This mineral is present with litoclast in bioclastic grainstones, other mineral also are found as litoclast (biotite, quarz and feldspat). The color is brown, traslucent and the main optical character is that with cross-polarized light is isotropic.
The brown translucent mineral is most likely rutile TiO2 with the typical extreme light-refraction. The isotropic optical property in crossed polarizers may be due to the cutting position of the grains perpendicular to the optical axis of the tetragonal optically uniaxial mineral rutile.
I'm trying to magnify your attached photos, but it does not work. Therefore I'll give you just an additional idea to that of Guenter. The grain in the upper right corner of the lowermost figure reminds me the most of Cr-spinel, chromite, which is (redish to orange) brown translucent in plane polarized light and isotropic (black) under crossed polarizers. Usually, very characteristic is black rim under plane polarized light, representing chromite alteration to maghemite and magnetite, even hematite.
Chromite was my first idea to identify this brown mineral. But there are two important arguments against chromite: The image in crossed polarizers shows after enlargement still in the middle of the grains brown color. This is absolutely not the case in chromite. Furthermore, the detrital assemblage present in the thin section with biotite, quartz and feldspar derived from granitic rocks (magmatic and/or metamorphic). Chromite in contrast forms in ultramafic rocks. No further detritic ultramafic alterations products are recognizable. Therefore I plead for rutile.
Ah, sorry for misleading, dr.Mestre and dr. Grundmann. Now I manage to see big photos and the situation is completely different. The rock seems to represent carbonate rock, similar to intrapelsparite with mostly washed micrite. Relics of micrite in sparite can be seen on the third fig. Intraclast of quartz and biotite flake can be seen on the second fig. and a lot of brown pelets in the first figure and some other semi-opaque grains which could belong rutile, or may-be to goethite (?).

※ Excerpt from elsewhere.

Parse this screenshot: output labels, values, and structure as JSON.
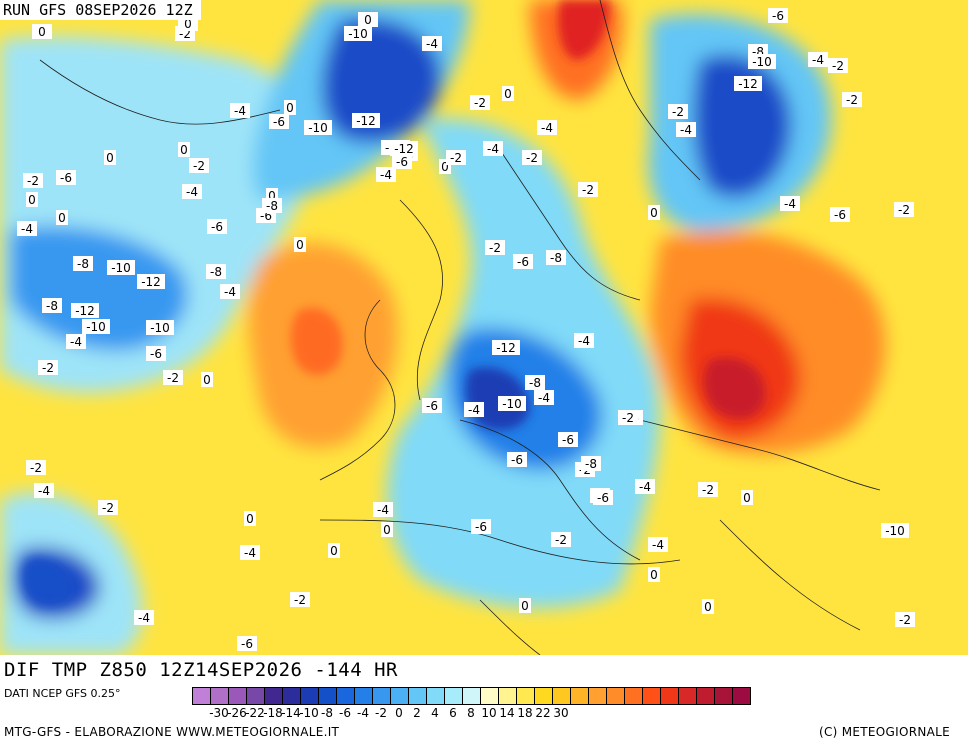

I also agree it is rutile, I remember having very similar ones on my samples from the high methamorphic grade The Acatlan Complex in Mexico, granitic-migmatite formation. Even with the same associations described.

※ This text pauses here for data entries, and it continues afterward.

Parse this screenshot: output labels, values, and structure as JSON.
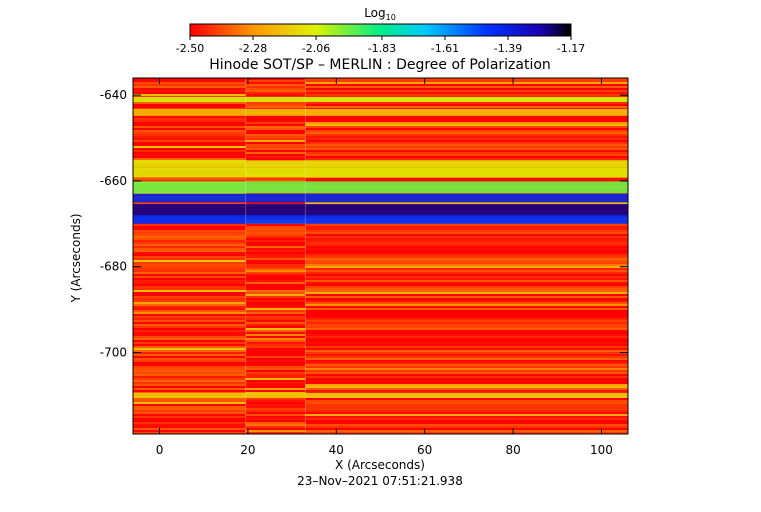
{
  "chart_data": {
    "type": "heatmap",
    "title": "Hinode SOT/SP – MERLIN : Degree of Polarization",
    "xlabel": "X (Arcseconds)",
    "ylabel": "Y (Arcseconds)",
    "timestamp": "23–Nov–2021 07:51:21.938",
    "colorbar": {
      "label_base": "Log",
      "label_sub": "10",
      "range": [
        -2.5,
        -1.17
      ],
      "ticks": [
        "-2.50",
        "-2.28",
        "-2.06",
        "-1.83",
        "-1.61",
        "-1.39",
        "-1.17"
      ],
      "tick_values": [
        -2.5,
        -2.28,
        -2.06,
        -1.83,
        -1.61,
        -1.39,
        -1.17
      ]
    },
    "xlim": [
      -6,
      106
    ],
    "ylim": [
      -719,
      -636
    ],
    "xticks": [
      0,
      20,
      40,
      60,
      80,
      100
    ],
    "xtick_labels": [
      "0",
      "20",
      "40",
      "60",
      "80",
      "100"
    ],
    "yticks": [
      -640,
      -660,
      -680,
      -700
    ],
    "ytick_labels": [
      "-640",
      "-660",
      "-680",
      "-700"
    ],
    "scan_seams_x": [
      19.5,
      33
    ],
    "bands": [
      {
        "y": -667,
        "width": 1.6,
        "value": -1.25
      },
      {
        "y": -664,
        "width": 1.0,
        "value": -1.4
      },
      {
        "y": -669,
        "width": 1.0,
        "value": -1.45
      },
      {
        "y": -661.5,
        "width": 1.4,
        "value": -1.95
      },
      {
        "y": -658,
        "width": 1.2,
        "value": -2.08
      },
      {
        "y": -656,
        "width": 0.8,
        "value": -2.1
      },
      {
        "y": -641,
        "width": 0.6,
        "value": -2.05
      },
      {
        "y": -644,
        "width": 0.8,
        "value": -2.2
      },
      {
        "y": -710,
        "width": 0.6,
        "value": -2.15
      }
    ],
    "background_value": -2.46
  }
}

It seems to me that your initial guess is the most inspired variant. Rutile is an unlikely candidate, because the variable refractive index is too low in some of the grains. The isotropy cannot be explained away by the optical orientation, because it would be to strong a coincidence to have all grains with the same orientation. It looks like a gel in various stages of transformation - I strongly doubt it is about lithoclasts... so iron hydroxide gel seems ok.